あっという間に午前が終わり、あっという間に昼食時も過ぎた。我に返ったときには待合室にいた患者は全員いなくなっていて、ディアナがカーテンの向こうで、最後のひとりに説教している声が聞こえてきた。
「いいですか、風邪は予防できるんです。うがいと手洗いを習慣にしてください。適度な温度と湿度を保って、栄養を取って休養も充分取って、予防に努めていただきたいの」
「はいはい、わかりました、先生。どうもありがとうございました」
そう答えたのはどうやらさっきのがらがら声のおじさんだ。ディアナの説教も効いた様子がなく、半日近く待っていたというのにげんなりした様子もなく、機嫌よく帰って行く。彼が地下道の扉を開けて出て行くと、フューリーがそこに鍵をかけた。ふうう、とディアナがため息をついたのが聞こえる。
「お疲れさまでした。どうぞこっちへ」
保護局員がマリアラを差し招き、マリアラはよっこらしょ、と立ち上がって治療ブースを出た。と、そこで、保護局員の声に応じて待合室へやってきたのが、マリアラとディアナだけでないことがわかった。そこに立っていた同じ年頃の少女を見て、マリアラはちょっと驚いた。いつの間に来たのか、ちっともわからなかったので。
「マリアラ、お疲れさま」
マリアラとフェルドの“特別な任務”の関係者であるミランダ=レイエル・マヌエルが、さらさらの黒髪を揺らして微笑んだ。マリアラも微笑んだ。ミランダにまた会えて嬉しかった。ラセミスタに科せられたペナルティはラセミスタにとって望ましいものだったが、マリアラに科せられたペナルティもまた、マリアラにとって、望ましいものだった。

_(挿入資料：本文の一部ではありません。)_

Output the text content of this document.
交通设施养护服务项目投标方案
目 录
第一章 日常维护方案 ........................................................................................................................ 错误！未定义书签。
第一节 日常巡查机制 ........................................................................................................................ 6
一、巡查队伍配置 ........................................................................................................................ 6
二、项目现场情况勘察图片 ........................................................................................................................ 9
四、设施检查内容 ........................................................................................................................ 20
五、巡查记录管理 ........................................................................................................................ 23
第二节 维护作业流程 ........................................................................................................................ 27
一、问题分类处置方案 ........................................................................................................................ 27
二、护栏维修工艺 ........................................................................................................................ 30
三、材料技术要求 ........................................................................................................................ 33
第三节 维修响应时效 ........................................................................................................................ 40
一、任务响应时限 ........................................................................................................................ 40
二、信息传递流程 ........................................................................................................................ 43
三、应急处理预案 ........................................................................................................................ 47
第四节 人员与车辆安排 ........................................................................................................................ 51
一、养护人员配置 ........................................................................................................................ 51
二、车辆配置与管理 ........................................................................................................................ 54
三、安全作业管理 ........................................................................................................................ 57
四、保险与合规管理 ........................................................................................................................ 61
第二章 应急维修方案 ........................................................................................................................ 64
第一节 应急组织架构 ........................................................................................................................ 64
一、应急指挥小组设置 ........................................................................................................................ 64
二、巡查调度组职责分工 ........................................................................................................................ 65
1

過酷な冬に立ち向かうため、現在の勤務状況を見直し、さらに効果的で効率的な体制の構築のため、様々な取り組みが始まっている、と、ヘイトス室長は語った。その一環に、イリエルの右巻きとレイエルの左巻きを組ませるというものがある。ミランダはその候補の筆頭に挙がっているそうだ。

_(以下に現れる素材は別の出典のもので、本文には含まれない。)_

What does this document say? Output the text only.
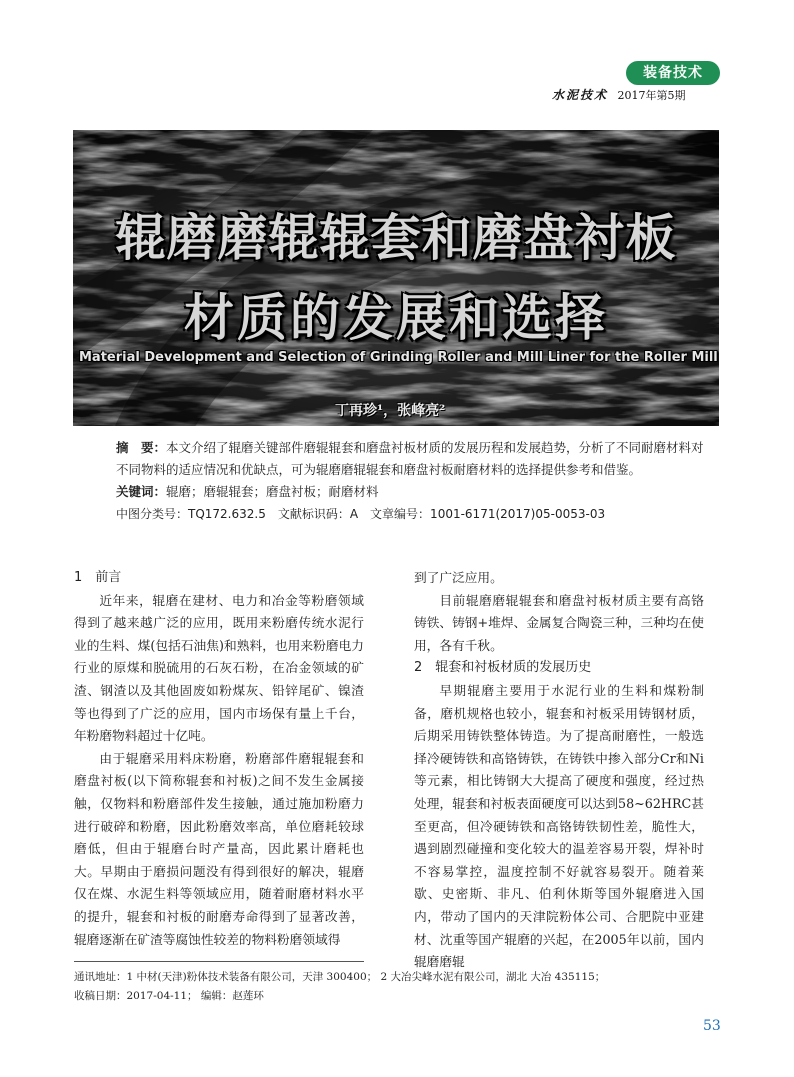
装备技术
水泥技术 2017年第5期
辊磨磨辊辊套和磨盘衬板
材质的发展和选择
Material Development and Selection of Grinding Roller and Mill Liner for the Roller Mill
丁再珍¹，张峰亮²

摘　要：本文介绍了辊磨关键部件磨辊辊套和磨盘衬板材质的发展历程和发展趋势，分析了不同耐磨材料对不同物料的适应情况和优缺点，可为辊磨磨辊辊套和磨盘衬板耐磨材料的选择提供参考和借鉴。

关键词：辊磨；磨辊辊套；磨盘衬板；耐磨材料

中图分类号：TQ172.632.5　文献标识码：A　文章编号：1001-6171(2017)05-0053-03

1　前言

近年来，辊磨在建材、电力和冶金等粉磨领域得到了越来越广泛的应用，既用来粉磨传统水泥行业的生料、煤(包括石油焦)和熟料，也用来粉磨电力行业的原煤和脱硫用的石灰石粉，在冶金领域的矿渣、钢渣以及其他固废如粉煤灰、铅锌尾矿、镍渣等也得到了广泛的应用，国内市场保有量上千台，年粉磨物料超过十亿吨。

由于辊磨采用料床粉磨，粉磨部件磨辊辊套和磨盘衬板(以下简称辊套和衬板)之间不发生金属接触，仅物料和粉磨部件发生接触，通过施加粉磨力进行破碎和粉磨，因此粉磨效率高，单位磨耗较球磨低，但由于辊磨台时产量高，因此累计磨耗也大。早期由于磨损问题没有得到很好的解决，辊磨仅在煤、水泥生料等领域应用，随着耐磨材料水平的提升，辊套和衬板的耐磨寿命得到了显著改善，辊磨逐渐在矿渣等腐蚀性较差的物料粉磨领域得

到了广泛应用。

目前辊磨磨辊辊套和磨盘衬板材质主要有高铬铸铁、铸钢+堆焊、金属复合陶瓷三种，三种均在使用，各有千秋。

2　辊套和衬板材质的发展历史

早期辊磨主要用于水泥行业的生料和煤粉制备，磨机规格也较小，辊套和衬板采用铸钢材质，后期采用铸铁整体铸造。为了提高耐磨性，一般选择冷硬铸铁和高铬铸铁，在铸铁中掺入部分Cr和Ni等元素，相比铸钢大大提高了硬度和强度，经过热处理，辊套和衬板表面硬度可以达到58~62HRC甚至更高，但冷硬铸铁和高铬铸铁韧性差，脆性大，遇到剧烈碰撞和变化较大的温差容易开裂，焊补时不容易掌控，温度控制不好就容易裂开。随着莱歇、史密斯、非凡、伯利休斯等国外辊磨进入国内，带动了国内的天津院粉体公司、合肥院中亚建材、沈重等国产辊磨的兴起，在2005年以前，国内辊磨磨辊

通讯地址：1 中材(天津)粉体技术装备有限公司，天津 300400； 2 大冶尖峰水泥有限公司，湖北 大冶 435115；
收稿日期：2017-04-11； 编辑：赵莲环
53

フェルドとマリアラはラクエルだが、【毒の世界】への“穴”が開かない限り、仕事はイリエルと変わらない。この一週間、ミランダと行動を共にして、年齢の近い若者同士の親睦を深めつつ、レイエルの仕事とイリエルの仕事、お互いの状況についても理解を深め合う。これが今回の“ペナルティ”の内容であった。ヘイトス室長の威圧感と話し方が思わせぶりだっただけで、〈アスタ〉は別にペナルティを科したつもりもなかったに違いない。